Dalry's Tam 'O' Shanter Connection

Dalry Churchyard, Dumfries and Galloway
One of the most interesting and bizarre parts of Dalry's history is the legend that Robert Burns based his famous "Tam O' Shanter" poem on the story of local farmer Adam Forrester of Knocksheen, who was drunk one night in his favourite inn at Midtown, Dalry, which was run by a local mid-wife called Lucky Hare.

It was on his way home from the pub that he went down past the "Motte House" now part of Dalry Police Office, when he heard the sound of music coming from Dalry churchyard. When he went to investigate he saw people, some in a state of undress,  dancing with the Devil; one of them was Lucky Hare. To this Adam Forrester shouted:

 "Weel danc't Lucky Hare, You'll no deny this the morn"

The witches and warlocks led by the Devil himself all started to chase him, so Adam jumped on his horse and galloped up Waterside Hill on the other side of the River Ken, but the ground got too boggy and he had to dismount.

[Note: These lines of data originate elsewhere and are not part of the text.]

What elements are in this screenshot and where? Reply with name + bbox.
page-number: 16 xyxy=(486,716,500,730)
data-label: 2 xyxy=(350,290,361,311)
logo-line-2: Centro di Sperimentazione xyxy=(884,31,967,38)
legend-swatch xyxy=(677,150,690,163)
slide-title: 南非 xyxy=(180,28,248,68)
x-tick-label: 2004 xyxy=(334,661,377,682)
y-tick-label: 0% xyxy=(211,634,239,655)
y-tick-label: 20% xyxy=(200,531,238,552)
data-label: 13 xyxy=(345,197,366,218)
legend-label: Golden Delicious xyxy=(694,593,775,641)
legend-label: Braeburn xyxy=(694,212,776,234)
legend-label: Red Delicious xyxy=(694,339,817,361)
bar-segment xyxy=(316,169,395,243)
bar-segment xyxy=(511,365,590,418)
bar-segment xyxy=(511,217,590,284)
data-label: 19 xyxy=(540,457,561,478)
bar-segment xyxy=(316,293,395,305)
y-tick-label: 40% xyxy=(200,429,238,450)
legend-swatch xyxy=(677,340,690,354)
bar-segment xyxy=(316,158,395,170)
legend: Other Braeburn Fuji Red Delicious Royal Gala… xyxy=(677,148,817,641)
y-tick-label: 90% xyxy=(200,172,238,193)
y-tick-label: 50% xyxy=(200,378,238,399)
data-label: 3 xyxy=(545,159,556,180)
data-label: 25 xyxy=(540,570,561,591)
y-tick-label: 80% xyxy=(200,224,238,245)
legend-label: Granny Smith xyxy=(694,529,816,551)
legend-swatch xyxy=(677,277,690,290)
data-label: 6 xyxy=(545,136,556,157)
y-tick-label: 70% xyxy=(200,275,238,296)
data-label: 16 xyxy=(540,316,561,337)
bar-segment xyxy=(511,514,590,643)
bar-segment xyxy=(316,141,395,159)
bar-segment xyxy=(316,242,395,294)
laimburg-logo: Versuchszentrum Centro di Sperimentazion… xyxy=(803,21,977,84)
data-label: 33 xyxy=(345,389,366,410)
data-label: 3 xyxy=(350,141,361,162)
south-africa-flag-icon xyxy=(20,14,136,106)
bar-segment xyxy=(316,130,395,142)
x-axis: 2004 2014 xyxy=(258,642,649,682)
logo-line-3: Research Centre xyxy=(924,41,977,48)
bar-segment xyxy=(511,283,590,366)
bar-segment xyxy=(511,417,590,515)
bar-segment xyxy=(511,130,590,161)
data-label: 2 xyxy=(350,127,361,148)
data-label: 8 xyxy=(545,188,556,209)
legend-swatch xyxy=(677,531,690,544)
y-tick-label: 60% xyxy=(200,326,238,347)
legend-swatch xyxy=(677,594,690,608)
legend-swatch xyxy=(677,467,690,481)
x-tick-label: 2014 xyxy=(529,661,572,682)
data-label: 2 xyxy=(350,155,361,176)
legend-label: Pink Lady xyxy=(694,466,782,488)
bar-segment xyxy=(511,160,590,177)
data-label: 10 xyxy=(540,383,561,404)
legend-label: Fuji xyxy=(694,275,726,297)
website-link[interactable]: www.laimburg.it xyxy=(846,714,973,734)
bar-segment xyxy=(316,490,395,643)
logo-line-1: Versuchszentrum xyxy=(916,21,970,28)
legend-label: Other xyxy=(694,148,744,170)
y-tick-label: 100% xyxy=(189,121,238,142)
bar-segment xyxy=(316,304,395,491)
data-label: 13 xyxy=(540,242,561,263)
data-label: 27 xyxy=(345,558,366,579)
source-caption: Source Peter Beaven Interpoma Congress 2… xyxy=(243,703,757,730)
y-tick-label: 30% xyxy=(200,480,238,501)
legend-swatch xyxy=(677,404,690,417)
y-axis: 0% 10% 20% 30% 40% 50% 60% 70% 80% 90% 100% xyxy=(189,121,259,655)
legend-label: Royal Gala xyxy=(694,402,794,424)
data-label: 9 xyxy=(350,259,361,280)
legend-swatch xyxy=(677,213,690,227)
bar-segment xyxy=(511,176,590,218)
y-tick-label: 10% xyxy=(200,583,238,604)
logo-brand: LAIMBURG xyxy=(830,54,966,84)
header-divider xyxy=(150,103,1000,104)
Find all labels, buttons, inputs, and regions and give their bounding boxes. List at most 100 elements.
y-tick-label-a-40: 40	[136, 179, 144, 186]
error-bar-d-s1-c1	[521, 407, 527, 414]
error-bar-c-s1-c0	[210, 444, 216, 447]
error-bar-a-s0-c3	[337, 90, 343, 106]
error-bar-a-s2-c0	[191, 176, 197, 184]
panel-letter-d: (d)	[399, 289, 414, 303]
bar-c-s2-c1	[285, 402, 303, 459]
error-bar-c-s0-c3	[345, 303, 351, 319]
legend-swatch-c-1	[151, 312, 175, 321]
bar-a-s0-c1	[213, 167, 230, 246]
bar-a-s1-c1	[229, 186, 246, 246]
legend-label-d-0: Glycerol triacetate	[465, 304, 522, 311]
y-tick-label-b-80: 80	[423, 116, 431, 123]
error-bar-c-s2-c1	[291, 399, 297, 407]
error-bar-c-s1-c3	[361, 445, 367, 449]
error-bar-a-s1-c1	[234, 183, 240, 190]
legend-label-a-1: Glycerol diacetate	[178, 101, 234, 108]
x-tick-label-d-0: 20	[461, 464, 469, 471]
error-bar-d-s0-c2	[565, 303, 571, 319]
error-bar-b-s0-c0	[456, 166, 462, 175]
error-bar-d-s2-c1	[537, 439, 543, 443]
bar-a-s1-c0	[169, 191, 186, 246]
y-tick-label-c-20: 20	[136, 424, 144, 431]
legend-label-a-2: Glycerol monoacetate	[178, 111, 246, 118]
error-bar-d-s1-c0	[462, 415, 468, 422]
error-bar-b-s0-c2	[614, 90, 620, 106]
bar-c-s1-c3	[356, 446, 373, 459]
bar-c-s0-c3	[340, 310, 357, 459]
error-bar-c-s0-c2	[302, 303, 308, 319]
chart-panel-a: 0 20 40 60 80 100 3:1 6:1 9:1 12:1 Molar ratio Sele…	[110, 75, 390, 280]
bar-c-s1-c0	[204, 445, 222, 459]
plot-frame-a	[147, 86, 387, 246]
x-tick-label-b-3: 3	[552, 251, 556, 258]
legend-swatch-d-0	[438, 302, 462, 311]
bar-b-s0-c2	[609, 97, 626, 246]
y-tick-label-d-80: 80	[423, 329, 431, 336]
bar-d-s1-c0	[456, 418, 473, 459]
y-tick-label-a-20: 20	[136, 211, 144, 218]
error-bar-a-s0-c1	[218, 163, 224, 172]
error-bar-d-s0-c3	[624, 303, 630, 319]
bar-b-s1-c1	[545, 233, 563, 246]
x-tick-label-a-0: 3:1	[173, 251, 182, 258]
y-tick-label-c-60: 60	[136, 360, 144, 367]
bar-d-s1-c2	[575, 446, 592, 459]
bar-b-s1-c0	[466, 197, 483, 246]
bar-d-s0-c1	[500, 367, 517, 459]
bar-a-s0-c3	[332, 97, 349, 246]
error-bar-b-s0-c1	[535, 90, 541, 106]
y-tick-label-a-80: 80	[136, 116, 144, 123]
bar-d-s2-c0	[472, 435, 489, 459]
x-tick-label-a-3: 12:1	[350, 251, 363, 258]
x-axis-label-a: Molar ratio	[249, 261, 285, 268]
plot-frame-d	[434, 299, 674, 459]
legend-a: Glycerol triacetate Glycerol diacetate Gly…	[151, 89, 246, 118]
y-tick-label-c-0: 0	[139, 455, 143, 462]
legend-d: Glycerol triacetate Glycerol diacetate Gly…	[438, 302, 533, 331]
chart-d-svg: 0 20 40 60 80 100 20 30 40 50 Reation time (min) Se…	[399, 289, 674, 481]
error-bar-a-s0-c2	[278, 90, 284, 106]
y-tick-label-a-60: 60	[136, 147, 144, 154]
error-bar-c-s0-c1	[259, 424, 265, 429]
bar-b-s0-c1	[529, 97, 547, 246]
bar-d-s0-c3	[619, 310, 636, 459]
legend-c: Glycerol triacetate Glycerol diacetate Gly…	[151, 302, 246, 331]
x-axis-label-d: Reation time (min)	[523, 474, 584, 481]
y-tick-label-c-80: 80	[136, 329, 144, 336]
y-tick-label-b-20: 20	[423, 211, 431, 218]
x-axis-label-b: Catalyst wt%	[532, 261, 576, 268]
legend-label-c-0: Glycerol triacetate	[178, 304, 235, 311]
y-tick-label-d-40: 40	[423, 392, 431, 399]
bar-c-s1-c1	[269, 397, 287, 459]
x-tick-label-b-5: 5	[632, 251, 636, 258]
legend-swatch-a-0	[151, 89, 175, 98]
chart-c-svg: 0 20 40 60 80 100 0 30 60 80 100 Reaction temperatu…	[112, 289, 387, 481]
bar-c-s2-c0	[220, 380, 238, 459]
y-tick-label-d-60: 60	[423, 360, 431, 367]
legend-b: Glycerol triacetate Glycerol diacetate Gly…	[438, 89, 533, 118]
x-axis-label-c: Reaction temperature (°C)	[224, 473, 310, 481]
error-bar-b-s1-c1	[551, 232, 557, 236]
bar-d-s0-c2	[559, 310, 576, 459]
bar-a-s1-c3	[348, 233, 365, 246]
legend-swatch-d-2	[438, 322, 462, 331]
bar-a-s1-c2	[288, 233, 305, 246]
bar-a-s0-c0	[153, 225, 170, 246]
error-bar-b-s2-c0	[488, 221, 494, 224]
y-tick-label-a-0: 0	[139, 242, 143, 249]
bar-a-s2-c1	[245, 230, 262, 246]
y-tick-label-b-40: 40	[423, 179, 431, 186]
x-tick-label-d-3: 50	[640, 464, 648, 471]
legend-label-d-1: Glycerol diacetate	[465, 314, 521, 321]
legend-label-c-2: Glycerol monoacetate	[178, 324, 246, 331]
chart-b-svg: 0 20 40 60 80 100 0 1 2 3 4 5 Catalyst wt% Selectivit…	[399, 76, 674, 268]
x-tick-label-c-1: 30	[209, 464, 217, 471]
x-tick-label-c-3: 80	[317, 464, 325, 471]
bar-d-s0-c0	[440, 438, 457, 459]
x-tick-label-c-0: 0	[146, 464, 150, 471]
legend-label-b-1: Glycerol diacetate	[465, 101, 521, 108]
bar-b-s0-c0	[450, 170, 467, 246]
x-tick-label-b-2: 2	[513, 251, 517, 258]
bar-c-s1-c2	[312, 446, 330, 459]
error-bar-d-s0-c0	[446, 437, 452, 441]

The Devil and the witches were nearly upon him when Adam took out his sword and made a score on the ground around himself and his horse, crying out:

 "By the power of God almighty, may no evil thing cross this score!"

And sure enough when the chasing horde reached him they couldn't cross the circle. However Adam's horse's tail flicked outside the circle and The Devil managed to grab it and pulled it off! Just then a cock crowed in the distance, the sun came up and the witches left.

 "The grass was scowdered to the moules"....

...but Adam was safe. He fell to his knees and thanked God for his rescue. Later in the day he returned to the scene and dug a ditch coming back every year to clear the ditch of vegetation as a visual reminder of his experience. It is still there today, 300 years later.